Materials and Methods:
This prospective longitudinal study included 69 patients with dentofacial deformities who underwent surgical orthodontic treatment. Patients were divided into two groups according to the type of orthognathic surgery: monomaxillary or bimaxillary. A preoperative nutritional assessment based on BMI was performed; the percentage of involuntary WL between the preoperative and postoperative periods was also calculated. Data were collected at preoperative and 10, 40, and 90 days postoperative (PO).
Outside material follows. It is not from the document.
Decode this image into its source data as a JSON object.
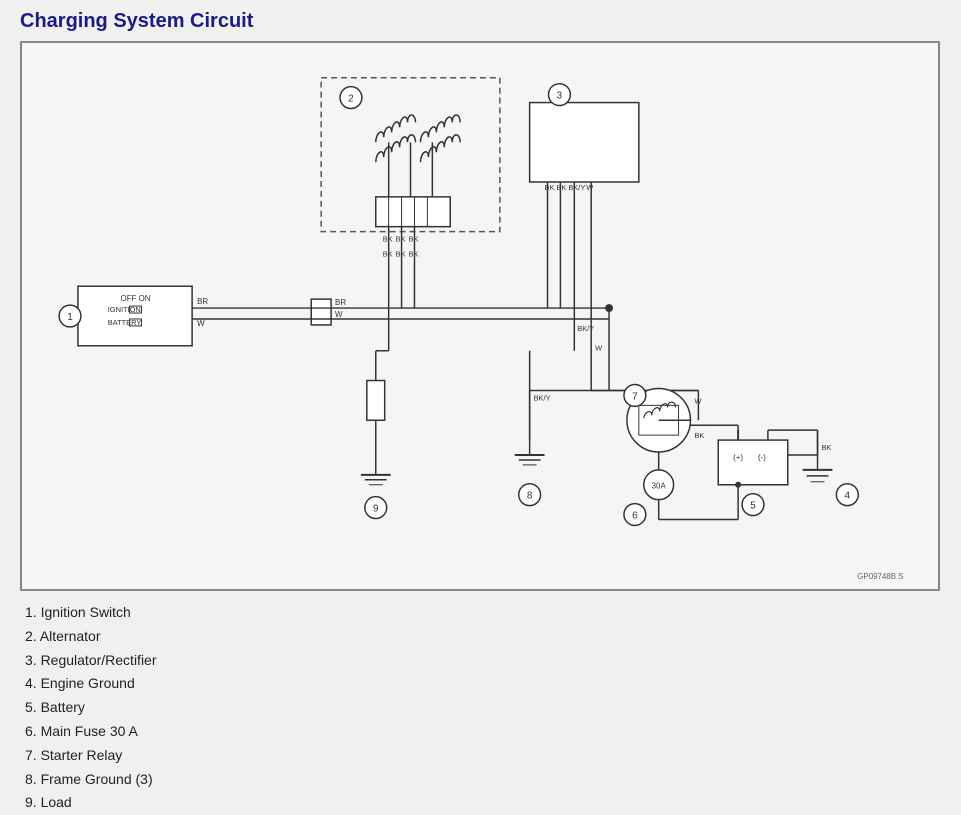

Statistical analysis was performed using SPSS 17.0 (IBM Corp., Armonk, NY, USA), and data are reported with 95% confidence interval.
Results:
According to BMI, patients who underwent monomaxillary surgery presented: underweight = 2.6%, normal weight = 51.3%, overweight = 35.9%, and obese = 10.3%. The subjects who underwent bimaxillary surgery presented: normal weight = 43.3%, overweight = 36.7%, and obese = 20%. BMI was similar between the groups at all time points (preoperative, p= 0.237; 10 days PO, p= 0.325; 40 days PO, p= 0.430; and 90 days PO, p= 0.609). All patients lost weight postoperatively, and WL was similar among the PO measurements (p= 0.163).
Conclusions:
Although both monomaxillary and bimaxillary orthognathic surgeries resulted in WL and lower BMI, there was no statistically significant difference in these metrics between the two types of surgery.